I’m running around at top speed vacuuming up cartoon apples so I can fire them into the mouth of a giant grinning blob with the feverish desperation of someone trying to take down an enemy APC with a grenade launcher.
Why? I have no idea. All I know is, there’s an enormous slime blocking the opening of a cave, and it likes eating fruit, and maybe if I feed it enough something will happen so I can enter the cave. Yeah, but why? I don’t know! I really don’t know. There’s a cave I can’t enter because the blob is in the way. There might be something cool in the cave. I will spend as long as it takes to find out.
Like Disney’s Dreamlight Valley, Slime Rancher 2 excels at compelling you to do things because you might get to do more things once you’ve done those other things. Armed with a vacuum gun, you begin in a base with just enough of a tutorial to let you know that sucking up slimes, expelling them into a holding pen, and feeding them their favorite snacks will result in them pooting out gems. Suck up the gems and fire them into the stock market to earn coins, or fling them into your fabricator to print out gear upgrades. That’s about all the game tells you. While Dreamlight Valley spells everything out for you with an infinite to-do list, Slime Rancher 2 mostly lets you figure things out for yourself after the first 90 seconds, which is kinda nice, actually.
Early on while sucking up slimes, carrots, and gems, I came across a weird little geyser spewing some kind of inky fluid that I couldn’t vacuum up. But looking at my fabricator’s menu, I saw an upgrade I could craft that would allow me to gather “science resources” from “nodes in the environment.” Inky geyser fluid feels sciencey and loosely qualifies as a node, so I figured that’s what I needed. Sure enough I was soon slurping up those geyers and other new resources I could use to build more upgrades.
Slime Rancher 2 knows just how to keep me motivated. While dashing around hoovering up carrots and chickens to feed my imprisoned slimes, I could spy barely visible objects on the top of distant cliffs or archways and immediately wanted to find a way up to collect them. With my base at the center of the map, most of the world is gated off in three directions, covered in the ‘fog of more’ (I simply can’t call it ‘fog of war’ in this cheerful place) making me anxious to unlock it and see what the rest of the map looks like. The spacious base makes me wonder what else I can build inside it, like gardens, silos, and ponds, with an underground annex promising still more room to build. I only have four slots on my vacuum gun, each capable of holding stacks of one item, so I already have an ongoing quest to add more slots and storage capacity. That’s all the reason I need to keep sucking up everything I find.

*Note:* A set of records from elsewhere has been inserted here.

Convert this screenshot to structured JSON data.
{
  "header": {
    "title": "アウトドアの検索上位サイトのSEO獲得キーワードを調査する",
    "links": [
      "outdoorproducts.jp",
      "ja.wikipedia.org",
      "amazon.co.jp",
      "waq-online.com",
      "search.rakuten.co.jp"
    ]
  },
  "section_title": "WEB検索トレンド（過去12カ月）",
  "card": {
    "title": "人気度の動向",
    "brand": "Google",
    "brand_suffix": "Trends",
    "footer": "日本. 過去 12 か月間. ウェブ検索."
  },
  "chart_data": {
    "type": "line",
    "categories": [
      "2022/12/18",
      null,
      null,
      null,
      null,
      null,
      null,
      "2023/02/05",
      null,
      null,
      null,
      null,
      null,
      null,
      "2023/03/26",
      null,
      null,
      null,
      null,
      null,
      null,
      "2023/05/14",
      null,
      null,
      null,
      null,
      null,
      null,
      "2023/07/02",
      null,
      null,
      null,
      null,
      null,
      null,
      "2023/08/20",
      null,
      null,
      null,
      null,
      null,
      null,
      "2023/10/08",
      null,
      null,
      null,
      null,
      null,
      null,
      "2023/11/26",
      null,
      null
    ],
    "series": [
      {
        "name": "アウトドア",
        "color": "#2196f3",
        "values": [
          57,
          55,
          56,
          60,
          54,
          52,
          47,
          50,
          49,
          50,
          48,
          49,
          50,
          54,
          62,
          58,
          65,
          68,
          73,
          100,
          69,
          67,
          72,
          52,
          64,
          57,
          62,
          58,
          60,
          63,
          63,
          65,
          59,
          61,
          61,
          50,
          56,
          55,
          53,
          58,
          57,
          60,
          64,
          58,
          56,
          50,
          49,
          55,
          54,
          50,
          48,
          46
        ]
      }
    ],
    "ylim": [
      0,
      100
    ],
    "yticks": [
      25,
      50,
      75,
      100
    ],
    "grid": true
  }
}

Even without the to-do list growing in my head, Slime Rancher 2 is a beautiful, colorful world to spend time in. Slimes are plump and adorable (though a bit gross when they leave a smear of goo on the ground or walls) and everything looks so darn fluffy. Even rocks and boulders look comfy enough to curl up on and take a nap. There be monsters, though: scary Tar blobs appear at night in droves, consuming everything in their path and happy to take a bite out of you (though they can be disabled in the menu if you want a completely gentle experience).
I only briefly played Monomi Park’s original Slime Rancher, so I can’t really make a comparison between the games, but Early access or not, Slime Rancher 2 feels polished and fun and wholesome, unless you think too long about putting cute blobs in jail and watching them go feral if you don’t feed them enough.
I do have a couple small complaints: the sprint meter feels completely unnecessary in a game like this (just let me run at top speed at all times, because what’s the harm?) I also wouldn’t mind an on-screen compass so I know which direction I’m facing without having to open my map. But despite those little objections, I can already feel my impending weekend being sucked into Slime Rancher 2 the same way I’m sucking slimes up into my vacuum.
There was something cool in the cave the giant slime was blocking, by the way. Several somethings, actually, but best of all a cute kitty slime that I promptly vacuumed up and who now lives at my base, an adorable new prisoner. See, all that time spent shooting fruit into a giant blob’s mouth was worth it. I knew it would be, even though I didn’t know why.